TORONTO - Several hundred members of Canada's Sikh community protested in a cold drizzle outside a downtown hotel Tuesday over the presence of an Indian cabinet minister they accuse of human-rights abuses.

They also accused the Conservative government of hypocrisy for allowing Highways Minister Kamal Nath into Canada on a speaking tour.

Nath was at the scene of a bloody riot in New Delhi in 1984 in which two Sikhs - a father and son - burned to death, and a Sikh temple was set ablaze. He defended his presence, saying he was sent there to try to disperse the crowds.

Gurpatwant Singh Pannun, a lawyer and legal adviser to the group Sikhs for Justice, said Tuesday that Nath has violated human rights and "should be excluded" from Canada.

"It's simple. (The government) should apply the law," Pannun said.

"They are exactly following a double standard."

Findings by a commission of inquiry in India into Nath's role in the riot was inconclusive, but his critics point out the probe only began 16 years after the event.

They argue there was "overwhelming" evidence against him heard by the inquiry - including from witnesses - that leaves no doubt of his sinister role in the riot that occurred in the highly charged atmosphere following the assassination of Indian Prime Minister Indira Ghandi.

The protesters chanted "We will not forget," and "Justice, justice, we want justice," from across the street of the Le Meridien King Edward Hotel, where Nath was to speak.

Organizers called on participants to keep the protest peaceful.

Police kept the chanting protesters behind barriers across the street from the hotel and officers on horseback were stationed around the corner.

The demonstration, which lasted more than two hours, was noisy, but peaceful, police said.

New Democrat Leader Jack Layton expressed concern that a "divisive and controversial" politician had been invited to Canada and urged caucus members to boycott Nath events.
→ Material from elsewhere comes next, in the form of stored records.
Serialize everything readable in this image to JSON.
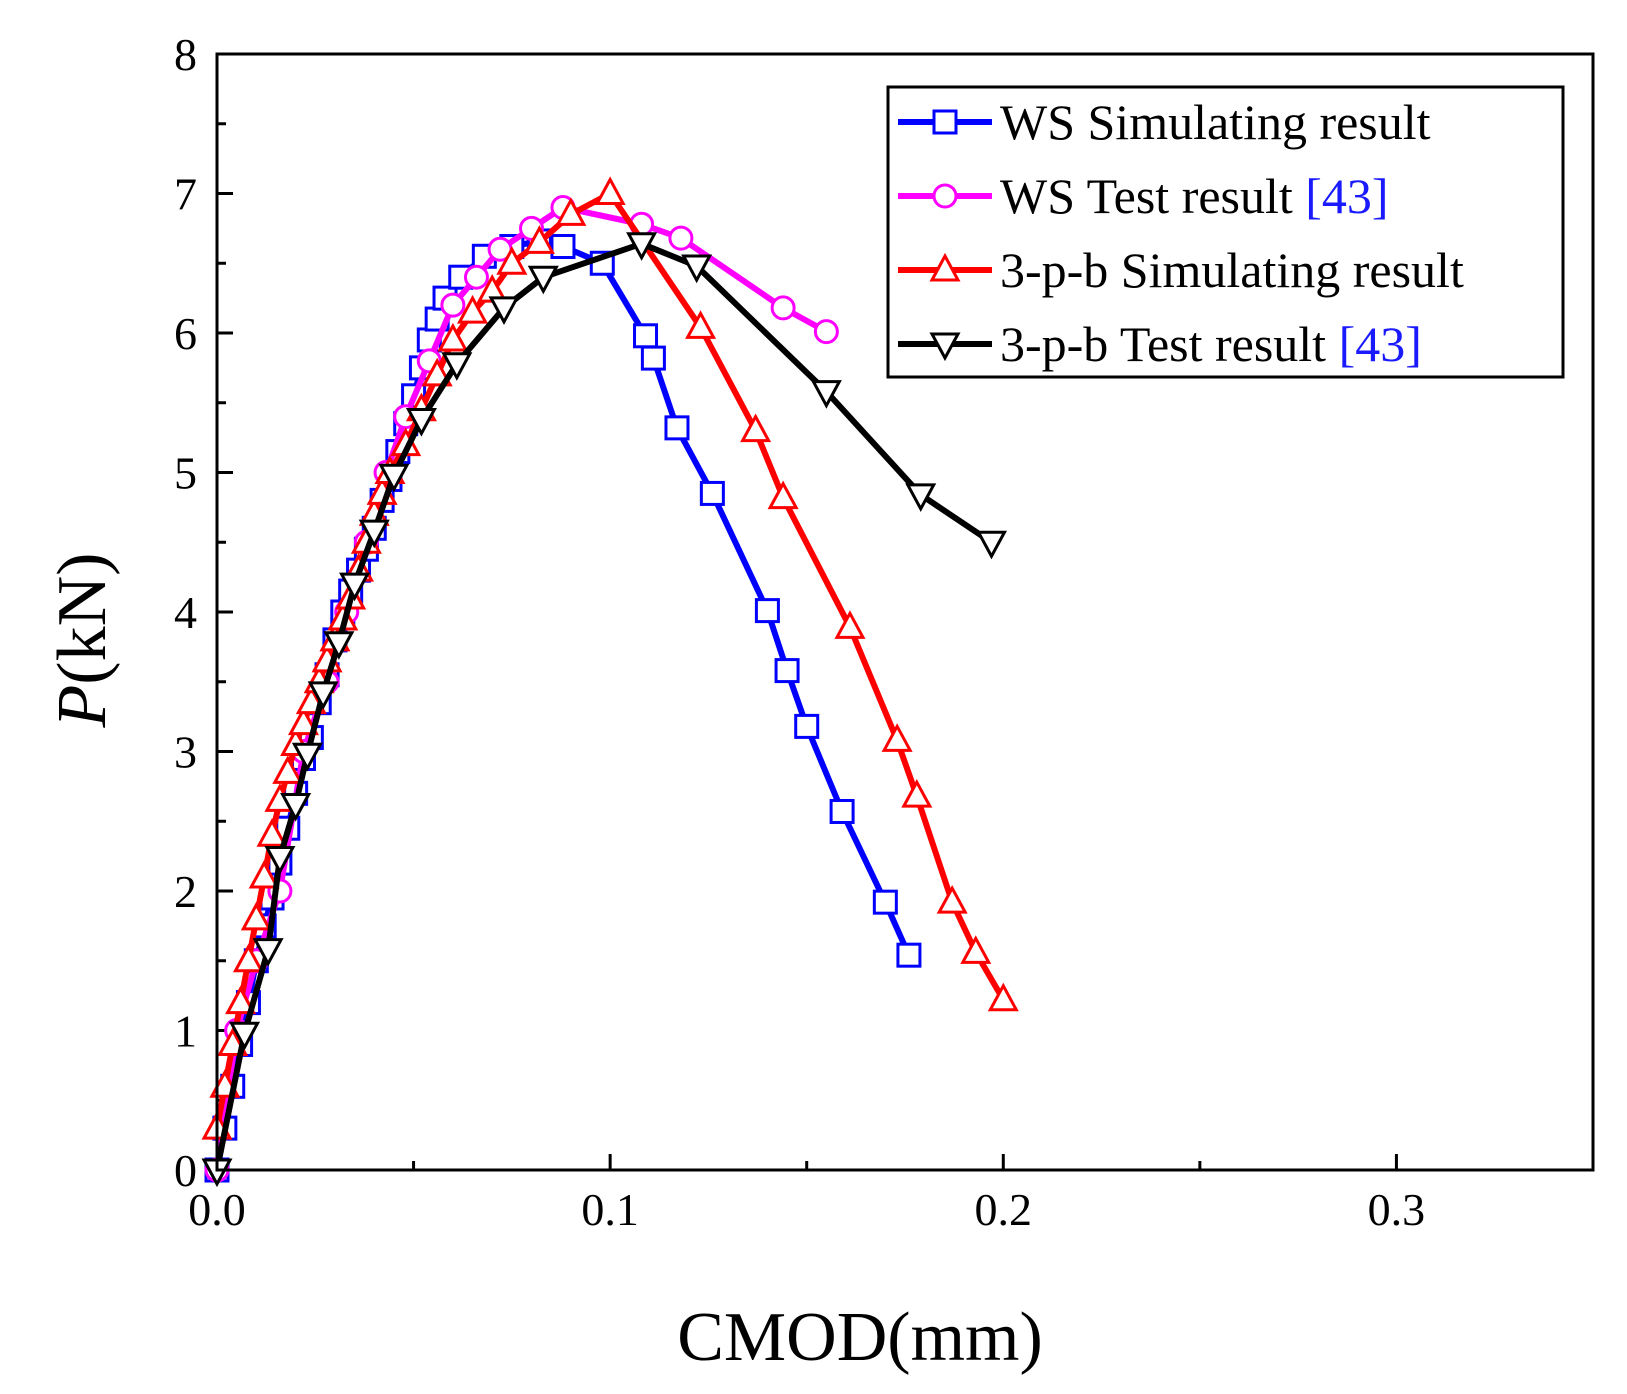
{
  "chart_data": {
    "type": "line",
    "xlabel": "CMOD(mm)",
    "ylabel_italic": "P",
    "ylabel_unit": "(kN)",
    "xlim": [
      0,
      0.35
    ],
    "ylim": [
      0,
      8
    ],
    "xticks": [
      0.0,
      0.1,
      0.2,
      0.3
    ],
    "xtick_labels": [
      "0.0",
      "0.1",
      "0.2",
      "0.3"
    ],
    "yticks": [
      0,
      1,
      2,
      3,
      4,
      5,
      6,
      7,
      8
    ],
    "ytick_labels": [
      "0",
      "1",
      "2",
      "3",
      "4",
      "5",
      "6",
      "7",
      "8"
    ],
    "x_minor_step": 0.05,
    "y_minor_step": 0.5,
    "legend_position": "top-right",
    "series": [
      {
        "name": "WS Simulating result",
        "ref": "",
        "color": "#0000ff",
        "marker": "square",
        "x": [
          0.0,
          0.002,
          0.004,
          0.006,
          0.008,
          0.01,
          0.012,
          0.014,
          0.016,
          0.018,
          0.02,
          0.022,
          0.024,
          0.026,
          0.028,
          0.03,
          0.032,
          0.034,
          0.036,
          0.038,
          0.04,
          0.042,
          0.044,
          0.046,
          0.048,
          0.05,
          0.052,
          0.054,
          0.056,
          0.058,
          0.062,
          0.068,
          0.075,
          0.082,
          0.088,
          0.098,
          0.109,
          0.111,
          0.117,
          0.126,
          0.14,
          0.145,
          0.15,
          0.159,
          0.17,
          0.176
        ],
        "y": [
          0.0,
          0.3,
          0.6,
          0.9,
          1.2,
          1.5,
          1.75,
          1.95,
          2.2,
          2.45,
          2.7,
          2.95,
          3.1,
          3.35,
          3.55,
          3.8,
          4.0,
          4.15,
          4.3,
          4.45,
          4.6,
          4.8,
          4.95,
          5.15,
          5.35,
          5.55,
          5.75,
          5.95,
          6.1,
          6.25,
          6.4,
          6.55,
          6.62,
          6.66,
          6.62,
          6.5,
          5.98,
          5.82,
          5.32,
          4.85,
          4.01,
          3.58,
          3.18,
          2.57,
          1.92,
          1.54
        ]
      },
      {
        "name": "WS Test result ",
        "ref": "[43]",
        "color": "#ff00ff",
        "marker": "circle",
        "x": [
          0.0,
          0.005,
          0.01,
          0.016,
          0.022,
          0.028,
          0.033,
          0.038,
          0.043,
          0.048,
          0.054,
          0.06,
          0.066,
          0.072,
          0.08,
          0.088,
          0.108,
          0.118,
          0.144,
          0.155
        ],
        "y": [
          0.0,
          1.0,
          1.5,
          2.0,
          3.0,
          3.5,
          4.0,
          4.5,
          5.0,
          5.4,
          5.8,
          6.2,
          6.4,
          6.6,
          6.75,
          6.9,
          6.78,
          6.68,
          6.18,
          6.01
        ]
      },
      {
        "name": "3-p-b Simulating result",
        "ref": "",
        "color": "#ff0000",
        "marker": "triangle-up",
        "x": [
          0.0,
          0.002,
          0.004,
          0.006,
          0.008,
          0.01,
          0.012,
          0.014,
          0.016,
          0.018,
          0.02,
          0.022,
          0.024,
          0.026,
          0.028,
          0.03,
          0.032,
          0.034,
          0.036,
          0.038,
          0.04,
          0.042,
          0.044,
          0.048,
          0.052,
          0.056,
          0.06,
          0.065,
          0.07,
          0.075,
          0.082,
          0.09,
          0.1,
          0.123,
          0.137,
          0.144,
          0.161,
          0.173,
          0.178,
          0.187,
          0.193,
          0.2
        ],
        "y": [
          0.3,
          0.6,
          0.9,
          1.2,
          1.5,
          1.8,
          2.1,
          2.4,
          2.65,
          2.85,
          3.05,
          3.2,
          3.35,
          3.5,
          3.65,
          3.8,
          3.95,
          4.1,
          4.3,
          4.5,
          4.7,
          4.85,
          5.0,
          5.2,
          5.45,
          5.7,
          5.95,
          6.15,
          6.3,
          6.5,
          6.65,
          6.85,
          7.0,
          6.04,
          5.3,
          4.82,
          3.89,
          3.08,
          2.68,
          1.92,
          1.56,
          1.22
        ]
      },
      {
        "name": "3-p-b Test result ",
        "ref": "[43]",
        "color": "#000000",
        "marker": "triangle-down",
        "x": [
          0.0,
          0.007,
          0.013,
          0.016,
          0.02,
          0.023,
          0.027,
          0.031,
          0.035,
          0.04,
          0.045,
          0.052,
          0.061,
          0.073,
          0.083,
          0.108,
          0.122,
          0.155,
          0.179,
          0.197
        ],
        "y": [
          0.0,
          0.98,
          1.58,
          2.24,
          2.62,
          2.98,
          3.42,
          3.78,
          4.2,
          4.58,
          4.98,
          5.38,
          5.78,
          6.18,
          6.4,
          6.64,
          6.48,
          5.58,
          4.84,
          4.5
        ]
      }
    ]
  }
}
"The voices of a great many Indo-Canadians from all across the country have been very clear," Layton said Tuesday.

"They are especially hurt by the presence in Canada of a man who allegedly organized anti-Sikh pogroms."

The Immigration Act allows the government to bar individuals who have been involved human-rights abuses, and it's this section the Sikhs say Ottawa should have applied to the Indian politician.

They note the Conservative government barred British MP George Galloway last year, and in 2008, the Eritrean foreign minister.

Liberal MP Andrew Kania, who represents Brampton West with its strong Sikh community, has written Immigration Minister Jason Kenney demanding an "immediate explanation" for allowing Nath in while scuttling a visit by Palestinian MP and peace activist Mustafa Barghouti and Galloway.

"Why the difference in treatment between the three foreign Members of Parliament," Kania said.

"Kamal Nath was the only one that the Conservative government decided to help."

Ontario Premier Dalton McGuinty, who is due to meet Nath soon for the fifth time, said he believes in "constructive engagement," adding the federal government "welcomed" the MP.

"If there are issues of this kind, obviously we look to the federal government for guidance," McGuinty said.

"Concerns have been brought to my attention by the Sikh community in Ontario with respect to the atrocities that occurred in 1984," McGuinty said. "I know many of our fellow Ontarians still feel the pain of these events very deeply, and I want to convey our sympathies."

Nath, along with senior Indian business leaders, has been in Canada since last week speaking to potential investors.

Tuesday evening's $200-a-plate talk was to the Canada-India Business Council.

Sikhs, mostly from Montreal, Toronto and Ottawa also planned a rally on Wednesday in Ottawa, where Nath was scheduled to address Canadian MPs.

Nath could not immediately be reached. Requests for comment from Kenney and the prime minister's office were met with no response.

India's acting high commissioner was not immediately available.